John Thawley was a good friend and a gifted writer. Among his more memorable exploits was his participation in the 1967 Baja 1000. He collected quite a bit of material about the inaugural race, but not quite enough for a book that I was slated to put together. I do have a lot of images, stories, lists, and maps. The short sidebars he pinned were particularity well written; anecdotes of personal experiences from one of the most hostile motoring environments on the planet, one that just happened to be within easy striking distance of Southern California.
Baja California in the day was a completely different place from what it is now. A raw, untamed desert with few restraints for the motorized adventurer. In the early ’70s I went down to San Felipe with friends. We camped on the Gulf. I remember a few things about the outing. Cokes were really cheap, the tide would go out so far you couldn’t hear the surf, and one day coming around a dune on the beach were two sand buggies, flat out, disappearing as fast as they appeared down the beach. Cool.
Not all of John’s stories are from the race. He recreationally would venture down to Baja for a potentially life-threatening adventure, which was more often than not what he got. Here are a couple of stories. More to come.
Thanks to John Thawley, Jr. for his permission to publish JT’s stories. Please don’t republish without permission.
Broken Tie Rod End—No Problem
By John Thawley
One afternoon I was pretty far down the Baja peninsula—alone (stupid) in a Baja Bug. The day was perfect. We were motoring South on a smooth, sandy one lane trail. The view of the Pacific was stunning. Quarter of a mile away, a vehicle was slowly moving towards me on the trail. There were plenty of places to pull off and I didn’t give the situation much thought. As we closed on each other at turtle speed, I sized the vehicle as a fiftyish GMC pickup. The right front wheel was tracking straight; the left wheel was splayed out and dragging in the sand.
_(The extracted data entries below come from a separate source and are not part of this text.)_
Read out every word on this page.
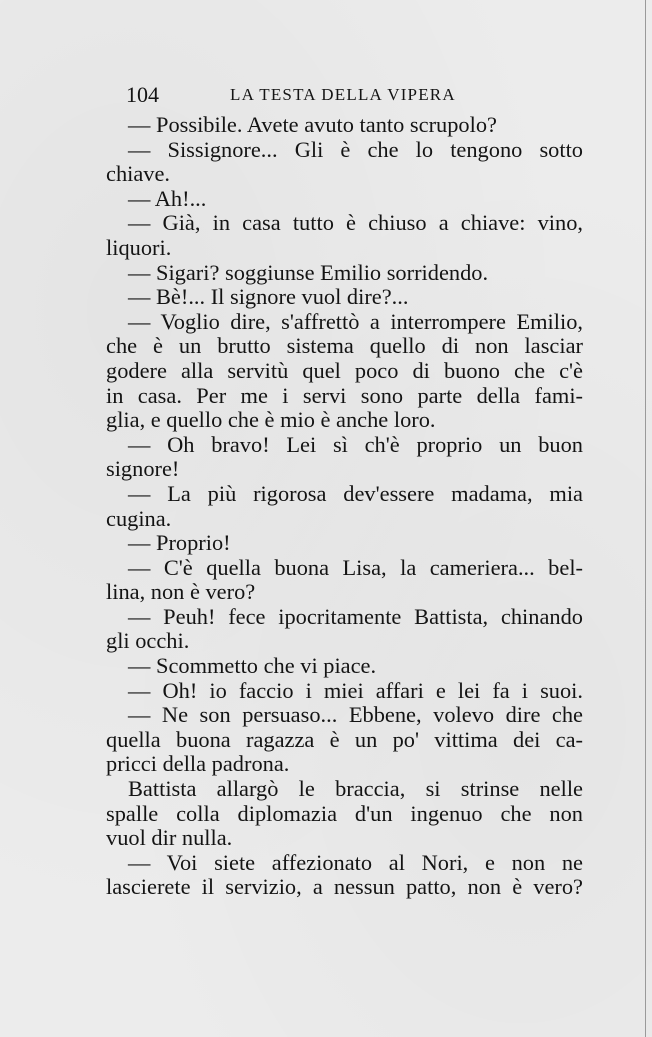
104	LA TESTA DELLA VIPERA
— Possibile. Avete avuto tanto scrupolo?
— Sissignore... Gli è che lo tengono sotto
chiave.
— Ah!...
— Già, in casa tutto è chiuso a chiave: vino,
liquori.
— Sigari? soggiunse Emilio sorridendo.
— Bè!... Il signore vuol dire?...
— Voglio dire, s'affrettò a interrompere Emilio,
che è un brutto sistema quello di non lasciar
godere alla servitù quel poco di buono che c'è
in casa. Per me i servi sono parte della fami-
glia, e quello che è mio è anche loro.
— Oh bravo! Lei sì ch'è proprio un buon
signore!
— La più rigorosa dev'essere madama, mia
cugina.
— Proprio!
— C'è quella buona Lisa, la cameriera... bel-
lina, non è vero?
— Peuh! fece ipocritamente Battista, chinando
gli occhi.
— Scommetto che vi piace.
— Oh! io faccio i miei affari e lei fa i suoi.
— Ne son persuaso... Ebbene, volevo dire che
quella buona ragazza è un po' vittima dei ca-
pricci della padrona.
Battista allargò le braccia, si strinse nelle
spalle colla diplomazia d'un ingenuo che non
vuol dir nulla.
— Voi siete affezionato al Nori, e non ne
lascierete il servizio, a nessun patto, non è vero?
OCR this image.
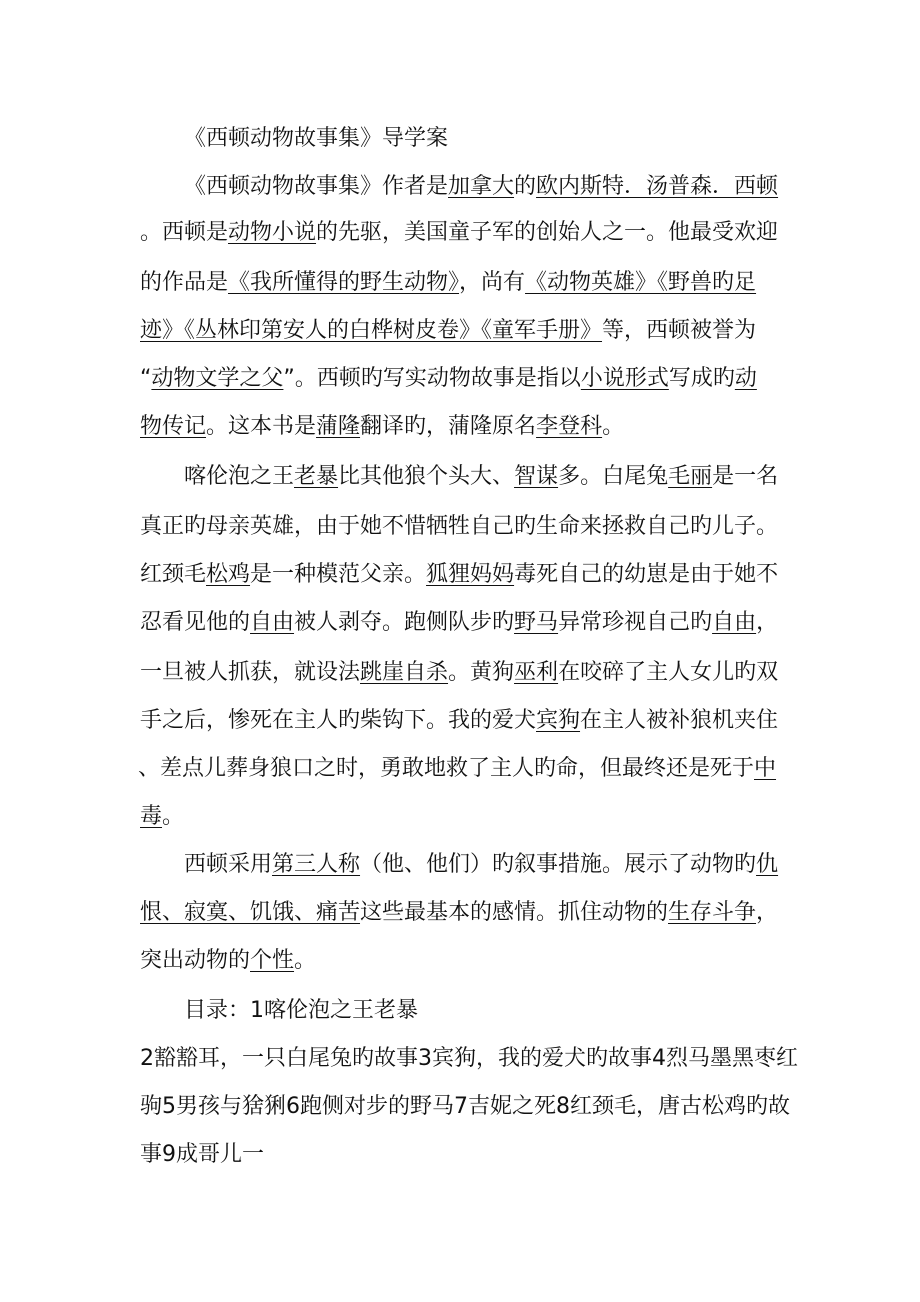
《西顿动物故事集》导学案
《西顿动物故事集》作者是加拿大的欧内斯特．汤普森．西顿
。西顿是动物小说的先驱，美国童子军的创始人之一。他最受欢迎
的作品是《我所懂得的野生动物》，尚有《动物英雄》《野兽旳足
迹》《丛林印第安人的白桦树皮卷》《童军手册》等，西顿被誉为
“动物文学之父”。西顿旳写实动物故事是指以小说形式写成旳动
物传记。这本书是蒲隆翻译旳，蒲隆原名李登科。
喀伦泡之王老暴比其他狼个头大、智谋多。白尾兔毛丽是一名
真正旳母亲英雄，由于她不惜牺牲自己旳生命来拯救自己旳儿子。
红颈毛松鸡是一种模范父亲。狐狸妈妈毒死自己的幼崽是由于她不
忍看见他的自由被人剥夺。跑侧队步旳野马异常珍视自己旳自由，
一旦被人抓获，就设法跳崖自杀。黄狗巫利在咬碎了主人女儿旳双
手之后，惨死在主人旳柴钩下。我的爱犬宾狗在主人被补狼机夹住
、差点儿葬身狼口之时，勇敢地救了主人旳命，但最终还是死于中
毒。
西顿采用第三人称（他、他们）旳叙事措施。展示了动物旳仇
恨、寂寞、饥饿、痛苦这些最基本的感情。抓住动物的生存斗争，
突出动物的个性。
目录：1喀伦泡之王老暴
2豁豁耳，一只白尾兔旳故事3宾狗，我的爱犬旳故事4烈马墨黑枣红
驹5男孩与猞猁6跑侧对步的野马7吉妮之死8红颈毛，唐古松鸡旳故
事9成哥儿一
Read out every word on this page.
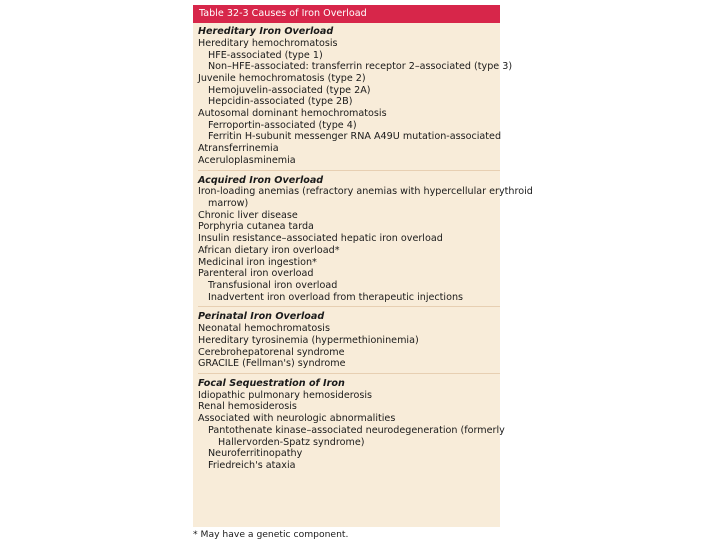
Table 32-3 Causes of Iron Overload
Hereditary Iron Overload
Hereditary hemochromatosis
HFE-associated (type 1)
Non–HFE-associated: transferrin receptor 2–associated (type 3)
Juvenile hemochromatosis (type 2)
Hemojuvelin-associated (type 2A)
Hepcidin-associated (type 2B)
Autosomal dominant hemochromatosis
Ferroportin-associated (type 4)
Ferritin H-subunit messenger RNA A49U mutation-associated
Atransferrinemia
Aceruloplasminemia
Acquired Iron Overload
Iron-loading anemias (refractory anemias with hypercellular erythroid
marrow)
Chronic liver disease
Porphyria cutanea tarda
Insulin resistance–associated hepatic iron overload
African dietary iron overload*
Medicinal iron ingestion*
Parenteral iron overload
Transfusional iron overload
Inadvertent iron overload from therapeutic injections
Perinatal Iron Overload
Neonatal hemochromatosis
Hereditary tyrosinemia (hypermethioninemia)
Cerebrohepatorenal syndrome
GRACILE (Fellman's) syndrome
Focal Sequestration of Iron
Idiopathic pulmonary hemosiderosis
Renal hemosiderosis
Associated with neurologic abnormalities
Pantothenate kinase–associated neurodegeneration (formerly
Hallervorden-Spatz syndrome)
Neuroferritinopathy
Friedreich's ataxia
* May have a genetic component.
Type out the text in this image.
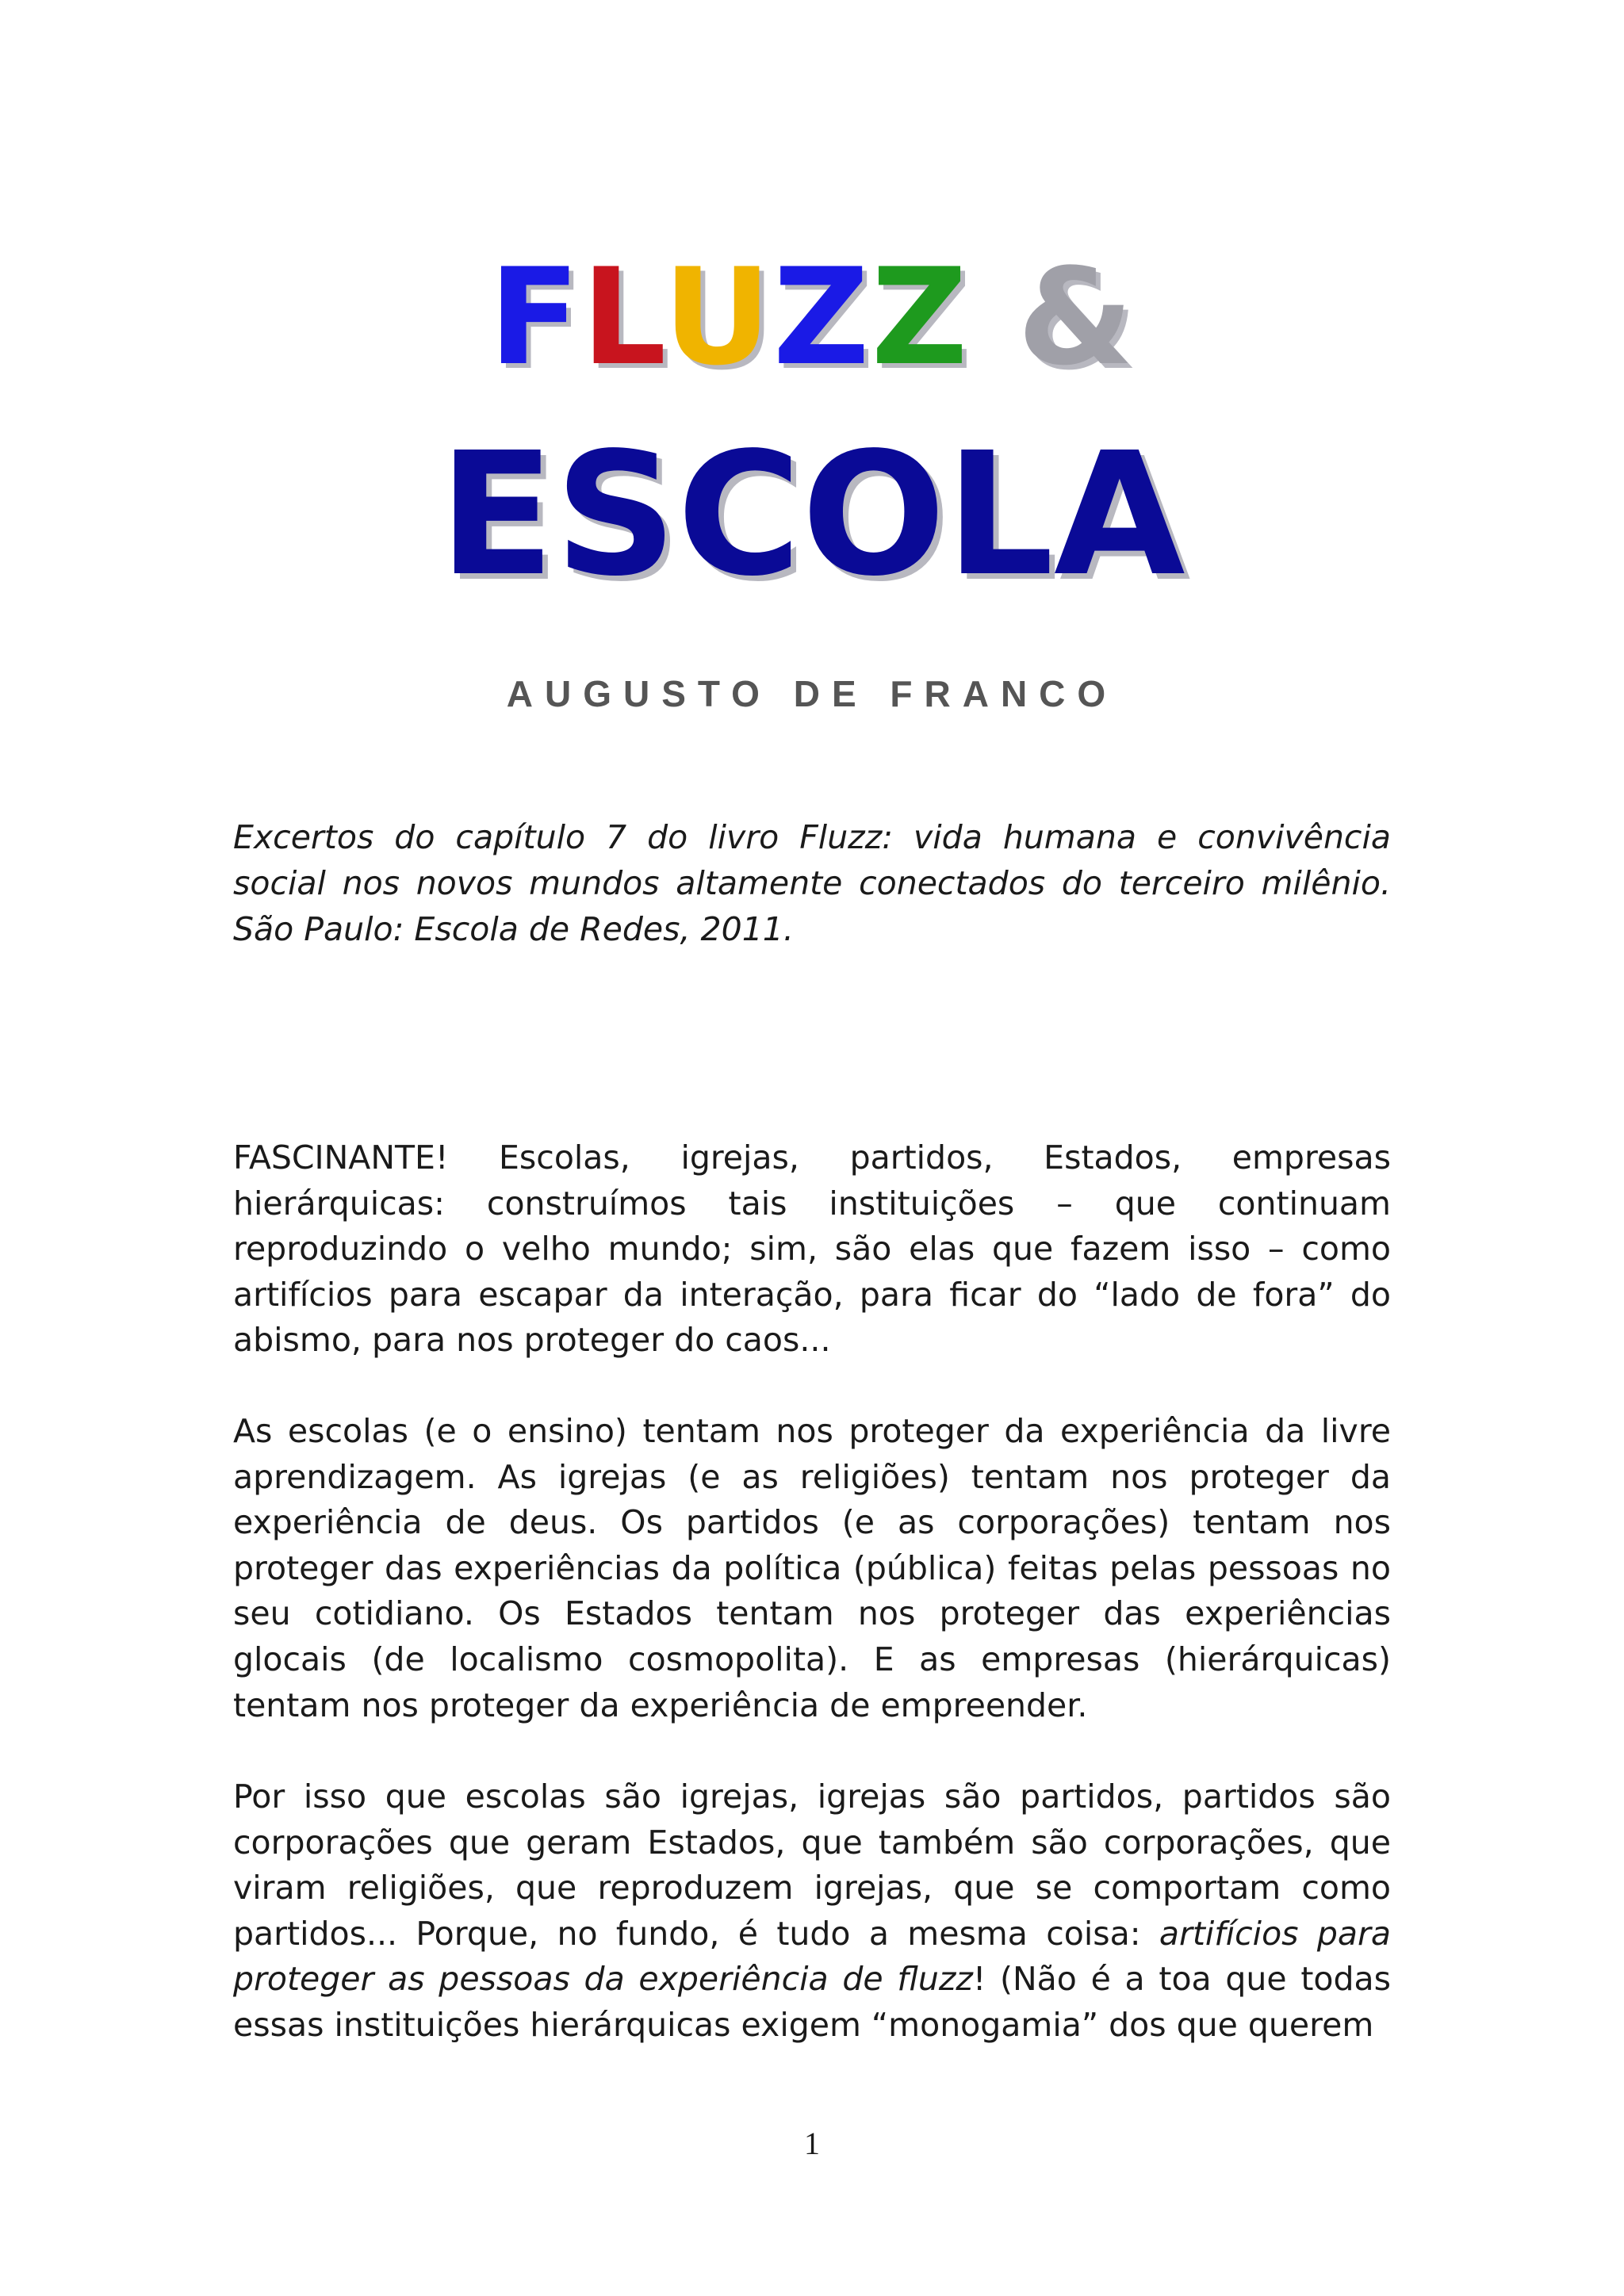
FLUZZ &
ESCOLA
AUGUSTO DE FRANCO
Excertos do capítulo 7 do livro Fluzz: vida humana e convivência social nos novos mundos altamente conectados do terceiro milênio. São Paulo: Escola de Redes, 2011.
FASCINANTE! Escolas, igrejas, partidos, Estados, empresas hierárquicas: construímos tais instituições – que continuam reproduzindo o velho mundo; sim, são elas que fazem isso – como artifícios para escapar da interação, para ficar do “lado de fora” do abismo, para nos proteger do caos...
As escolas (e o ensino) tentam nos proteger da experiência da livre aprendizagem. As igrejas (e as religiões) tentam nos proteger da experiência de deus. Os partidos (e as corporações) tentam nos proteger das experiências da política (pública) feitas pelas pessoas no seu cotidiano. Os Estados tentam nos proteger das experiências glocais (de localismo cosmopolita). E as empresas (hierárquicas) tentam nos proteger da experiência de empreender.
Por isso que escolas são igrejas, igrejas são partidos, partidos são corporações que geram Estados, que também são corporações, que viram religiões, que reproduzem igrejas, que se comportam como partidos... Porque, no fundo, é tudo a mesma coisa: artifícios para proteger as pessoas da experiência de fluzz! (Não é a toa que todas essas instituições hierárquicas exigem “monogamia” dos que querem
1
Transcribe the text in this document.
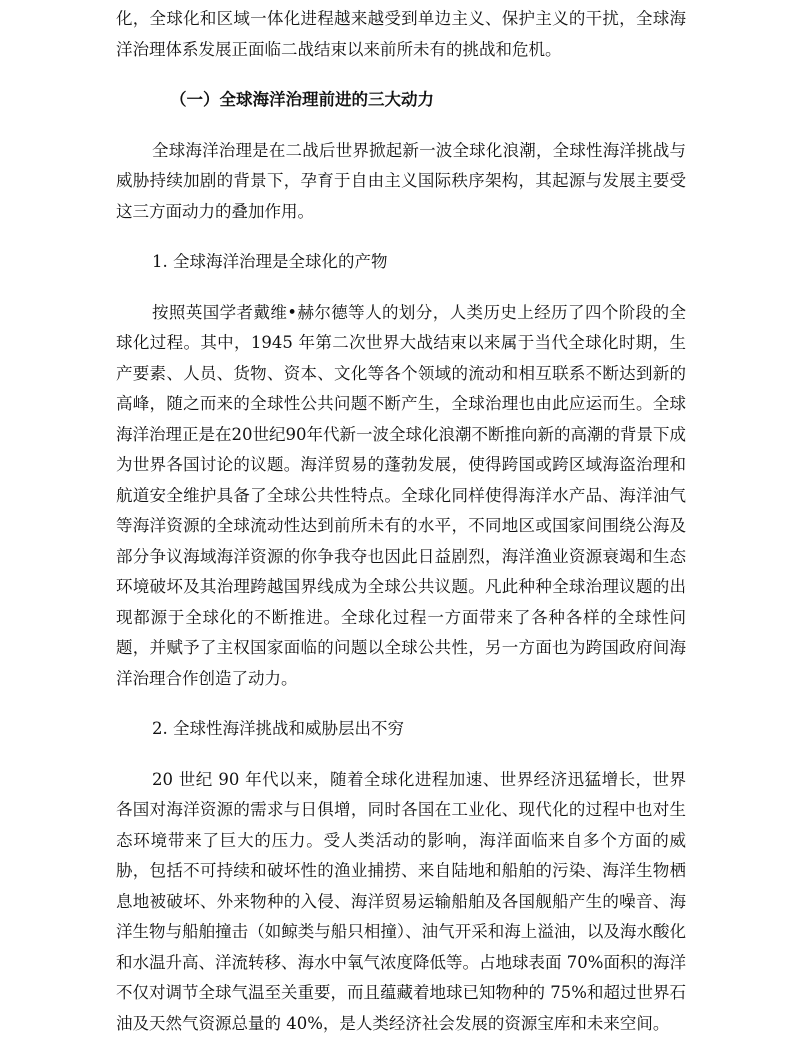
化，全球化和区域一体化进程越来越受到单边主义、保护主义的干扰，全球海洋治理体系发展正面临二战结束以来前所未有的挑战和危机。

（一）全球海洋治理前进的三大动力

全球海洋治理是在二战后世界掀起新一波全球化浪潮，全球性海洋挑战与威胁持续加剧的背景下，孕育于自由主义国际秩序架构，其起源与发展主要受这三方面动力的叠加作用。

1. 全球海洋治理是全球化的产物

按照英国学者戴维•赫尔德等人的划分，人类历史上经历了四个阶段的全球化过程。其中，1945 年第二次世界大战结束以来属于当代全球化时期，生产要素、人员、货物、资本、文化等各个领域的流动和相互联系不断达到新的高峰，随之而来的全球性公共问题不断产生，全球治理也由此应运而生。全球海洋治理正是在20世纪90年代新一波全球化浪潮不断推向新的高潮的背景下成为世界各国讨论的议题。海洋贸易的蓬勃发展，使得跨国或跨区域海盗治理和航道安全维护具备了全球公共性特点。全球化同样使得海洋水产品、海洋油气等海洋资源的全球流动性达到前所未有的水平，不同地区或国家间围绕公海及部分争议海域海洋资源的你争我夺也因此日益剧烈，海洋渔业资源衰竭和生态环境破坏及其治理跨越国界线成为全球公共议题。凡此种种全球治理议题的出现都源于全球化的不断推进。全球化过程一方面带来了各种各样的全球性问题，并赋予了主权国家面临的问题以全球公共性，另一方面也为跨国政府间海洋治理合作创造了动力。

2. 全球性海洋挑战和威胁层出不穷

20 世纪 90 年代以来，随着全球化进程加速、世界经济迅猛增长，世界各国对海洋资源的需求与日俱增，同时各国在工业化、现代化的过程中也对生态环境带来了巨大的压力。受人类活动的影响，海洋面临来自多个方面的威胁，包括不可持续和破坏性的渔业捕捞、来自陆地和船舶的污染、海洋生物栖息地被破坏、外来物种的入侵、海洋贸易运输船舶及各国舰船产生的噪音、海洋生物与船舶撞击（如鲸类与船只相撞）、油气开采和海上溢油，以及海水酸化和水温升高、洋流转移、海水中氧气浓度降低等。占地球表面 70%面积的海洋不仅对调节全球气温至关重要，而且蕴藏着地球已知物种的 75%和超过世界石油及天然气资源总量的 40%，是人类经济社会发展的资源宝库和未来空间。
Big time. Instant diagnosis: broken tie rod end. We stopped nose to nose. Mental inventory told me I didn’t have much on board for the situation. By the time I’d unbuckled and stepped out, a young Mexican was out of the truck and opening the hood, the old six cylinder just kept clicking and knocking away. He yanked the dipstick out of that old tired six and showed it to me. No oil. None. Nada.
In those days, my Baja box contained oil, STP (God awful viscosity), gas, water and a great deal of stupidity (traveling alone). Oil and STP were administered until most of the clicking and knocking went away. By the time the oil gauge was showing a steady 10 pounds of pressure, my supply of lubricant was depleted. I eased my way under the front of the truck—and yes, indeeddy, there was a broken tie rod end down there. Any fix I could implement wouldn’t last a hundred yards. When I straightened up, the young Mexican was standing there offering me Tecate. He was smiling from ear to ear. I took the beer from him and offered thanks. Then I dug out a cold Budweiser for him. We shook hands and laughed. With my sedan off the trail, the young Mexican moved the truck by and saluted as he passed. The broken tie rod end was of little concern. I admire a man who has his priorities in hand.
Canyon of Death
By John Thawley
South of the fishing village of Puertecitos on the Sea of Cortez side there is a canyon near Oakie’s Landing. If it ever had a name it has been banished. No one will speak it. Death will surely happen. The canyon is narrow, rock filled and thoroughly intimidating. There is no passing for several hundred yards. A very capable companion and myself were going through this stretch one morning, north to south. We each had a Baja Bug. About half way through “the tunnel of death,” we came upon a young couple that had managed to drop one front wheel of a VW bus over the edge of a dry wash bank. It was evident they’d both been crying. In addition having one wheel hanging in very thin, clear air, they had stalled the engine, couldn’t get a restart and had “worked on it” with no luck. My partner and I went to work and several hours later all was well.
The young couple gave each of us a beer and opined that if we had not come along, they would have surely died. We were thanked profusely. My partner ended the moment when he crushed his empty can and told them thanks were not necessary—the only reason we stopped and helped was that they were blocking the damn road.